Try different data augmentations. Take a look here for torchvision augmentations. Try at least 2 new augmentation schemes. Record loss/accuracy curves and best accuracies on validation/train set.

WRITTEN ANSWER HERE

2.2.6 (optional)

Play around with more hyperparameters. I recommend playing around with the optimizer (Adam, SGD, RMSProp, etc), learning rate scheduler (constant, StepLR, ReduceLROnPlateau, etc), weight decay, dropout, activation functions (ReLU, Leaky ReLU, GELU, Swish, etc), etc.

WRITTEN ANSWER HERE

2.3: ResNet

2.3.1

Implement and train ResNet18

In the models/* directory, we provided some skelly/guiding comments to implement ResNet. Implement it and train it on CIFAR10. Report training and validation curves, hyperparameters, best validation accuracy, and training time as compared to AlexNet.

WRITTEN ANSWER HERE

2.3.2 (optional)

Visualize a couple of the predictions on the validation set (20 or so). Be sure to include the ground truth label and the predicted label. You can use wandb.log() to log images or also just save them to disc any way you think is easy.

WRITTEN ANSWER HERE

2.4 - Kaggle submission

To make this more fun, we have scraped an entire new dataset for you! 🎉

We called it MediumImageNet. It contains 1.5M training images, and 190k images for validation and test each. There are 200 classes distributed approximately evenly. The images are available in 224x224 and 96x96 in hdf5 files. The test set labels are not provided :).

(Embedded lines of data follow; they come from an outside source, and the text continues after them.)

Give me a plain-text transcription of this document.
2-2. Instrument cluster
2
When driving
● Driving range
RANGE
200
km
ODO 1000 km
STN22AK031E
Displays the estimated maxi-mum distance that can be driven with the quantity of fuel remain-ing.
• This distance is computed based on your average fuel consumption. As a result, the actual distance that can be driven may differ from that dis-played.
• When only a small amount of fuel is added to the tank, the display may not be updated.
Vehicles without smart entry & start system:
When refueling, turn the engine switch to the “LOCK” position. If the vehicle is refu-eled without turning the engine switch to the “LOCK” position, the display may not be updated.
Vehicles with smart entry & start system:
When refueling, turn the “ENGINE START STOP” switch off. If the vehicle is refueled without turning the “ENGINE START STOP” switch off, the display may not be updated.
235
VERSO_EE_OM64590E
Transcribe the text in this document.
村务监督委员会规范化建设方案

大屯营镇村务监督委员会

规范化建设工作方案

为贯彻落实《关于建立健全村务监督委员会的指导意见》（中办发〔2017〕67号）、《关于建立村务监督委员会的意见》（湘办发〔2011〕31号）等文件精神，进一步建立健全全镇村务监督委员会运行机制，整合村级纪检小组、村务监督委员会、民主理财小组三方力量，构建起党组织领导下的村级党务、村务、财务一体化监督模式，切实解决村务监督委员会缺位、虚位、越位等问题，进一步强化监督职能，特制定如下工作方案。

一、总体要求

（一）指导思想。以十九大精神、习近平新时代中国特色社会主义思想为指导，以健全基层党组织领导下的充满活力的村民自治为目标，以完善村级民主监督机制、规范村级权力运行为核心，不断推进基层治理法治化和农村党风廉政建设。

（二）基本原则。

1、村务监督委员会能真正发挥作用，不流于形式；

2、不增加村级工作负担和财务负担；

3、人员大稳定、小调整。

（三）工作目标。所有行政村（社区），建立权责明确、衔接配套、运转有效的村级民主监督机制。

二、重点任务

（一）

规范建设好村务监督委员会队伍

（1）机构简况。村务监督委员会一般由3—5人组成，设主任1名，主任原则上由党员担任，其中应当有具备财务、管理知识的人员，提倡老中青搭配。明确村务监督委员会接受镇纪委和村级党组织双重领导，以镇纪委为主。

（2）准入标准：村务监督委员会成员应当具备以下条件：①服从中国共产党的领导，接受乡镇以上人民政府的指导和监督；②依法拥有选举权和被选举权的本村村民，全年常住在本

The dataset is downloaded onto honeydew at /data/medium-imagenet. Feel free to play around with the files and learn more about the dataset.

For the kaggle competition, you need to train on the 1.5M training images and submit predictions on the 190k test images. You may validate on the validation set but you may not use is as a training set to get better accuracy (aka don’t backprop on it). The test set labels are not provided. You can submit up to 10 times a day (hint: that’s a lot).

Your Kaggle scores should approximately match your validation scores. If they do not, something is wrong.

(Soon) when you run the training script, it will output a file called submission.csv. This is the file you need to submit to Kaggle. You’re required to submit at least once.

Kaggle writeup

We don’t expect anything fancy here. Just a brief summary of what you did, what worked, what didn’t, and what you learned. If you want to include any plots, feel free to do so. That’s brownie points. Feel free to write it below or attach it in a separate file.

REQUIREMENT: Everyone in your group must be able to explain what you did! Even if one person carries (I know, it happens) everyone must still be able to explain what’s going on!

Now go play with the models and have some competitive fun!